I mean really, what is with Jerry in the Bronx?
By Adam Wisnieski
A moment after comedian Colin Quinn finished his opening set at Lehman Center on Oct. 11, Jerry Seinfeld sprinted onto the stage.
“Oh my God. Lehman College in the Bronx!” he said. “Oh the pride of the definite article in front of the name. Not Brooklyn. Not Long Island. Not Staten Island. The Bronx. The. It’s not that different. It’s just a different area, but it is The Bronx. I’m pretty impressed. I’m pretty impressed,” he said.
Mr. Seinfeld — one of America’s most renowned stand-up comedians — decided to return to his New York City stand-up roots with a five-show tour of his hometown, hitting every borough with a Thursday night show, the same night Seinfeld ran until its last episode in May 1998.
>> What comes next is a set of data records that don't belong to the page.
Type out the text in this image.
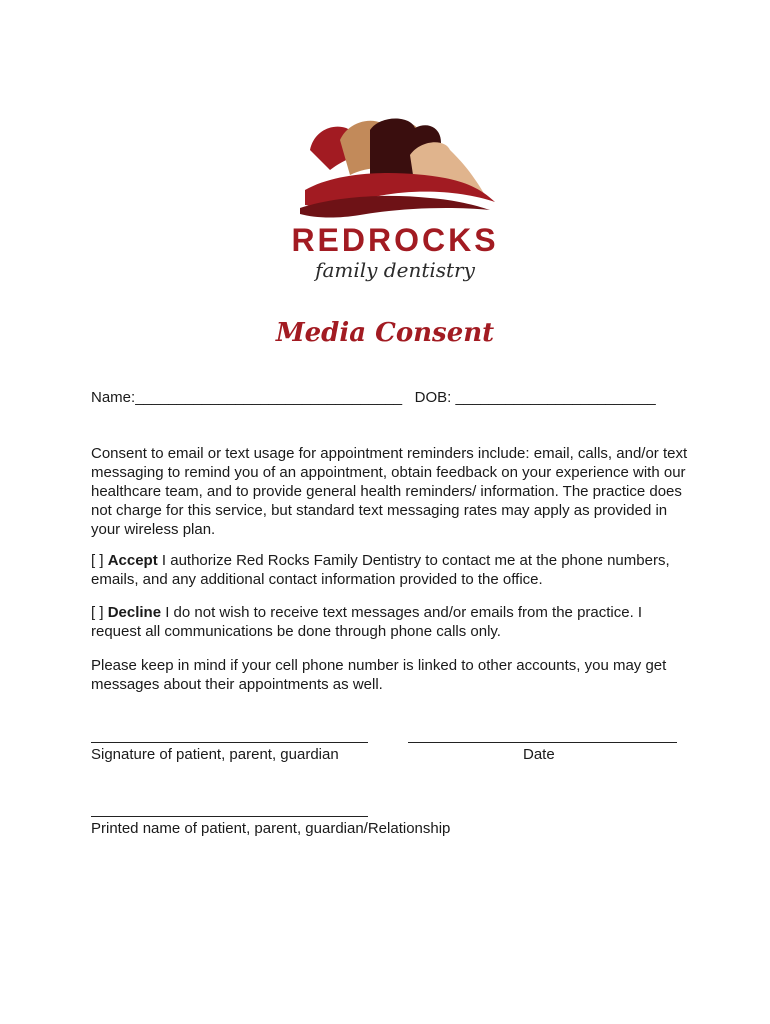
REDROCKS
family dentistry
Media Consent
Name:________________________________ DOB: ________________________
Consent to email or text usage for appointment reminders include: email, calls, and/or text messaging to remind you of an appointment, obtain feedback on your experience with our healthcare team, and to provide general health reminders/ information. The practice does not charge for this service, but standard text messaging rates may apply as provided in your wireless plan.
[ ] Accept I authorize Red Rocks Family Dentistry to contact me at the phone numbers, emails, and any additional contact information provided to the office.
[ ] Decline I do not wish to receive text messages and/or emails from the practice. I request all communications be done through phone calls only.
Please keep in mind if your cell phone number is linked to other accounts, you may get messages about their appointments as well.
Signature of patient, parent, guardian	Date
Printed name of patient, parent, guardian/Relationship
Mr. Seinfeld, the television super star whose grandparents were born in the Bronx, mentioned how unusual it was for him to perform here.
“People didn’t believe I’m coming here. ‘There’s no way that he’s really showing up. You text me if he shows up, because there’s no reason for him to come to Lehman. I would not come here if I were him. I would be in Vegas if I were him,’” he said, eliciting laughs and a few jeers from the crowd.
Mr. Seinfeld had the Lehman crowd roaring (some to the point of tears) during his hour-long set, which was followed by a short question and answer session. Since Seinfeld concluded, the man for which the show is named got married and has kept a relatively low profile. He has appeared in a few films and has been a guest on a number of television shows. The show at Manhattan’s Beacon Theater on Oct. 4, was the first time he had performed in New York City since 1998.
At 58, he hasn’t lost a step. He was his usual energetic self at Lehman. After he finished his set, he sprinted off the stage to a standing ovation.
He returned for a Q and A and got thrown a softball.
What about a Seinfeld reunion?
“I think a Seinfeld reunion is a possibility, but you have to wait until all four careers to be completely in the toilet. That’s a prerequisite for the offers to go out on a show like that, and we are working on that as we speak,” he said.
The sold-out show bodes well for entertainment in the Bronx.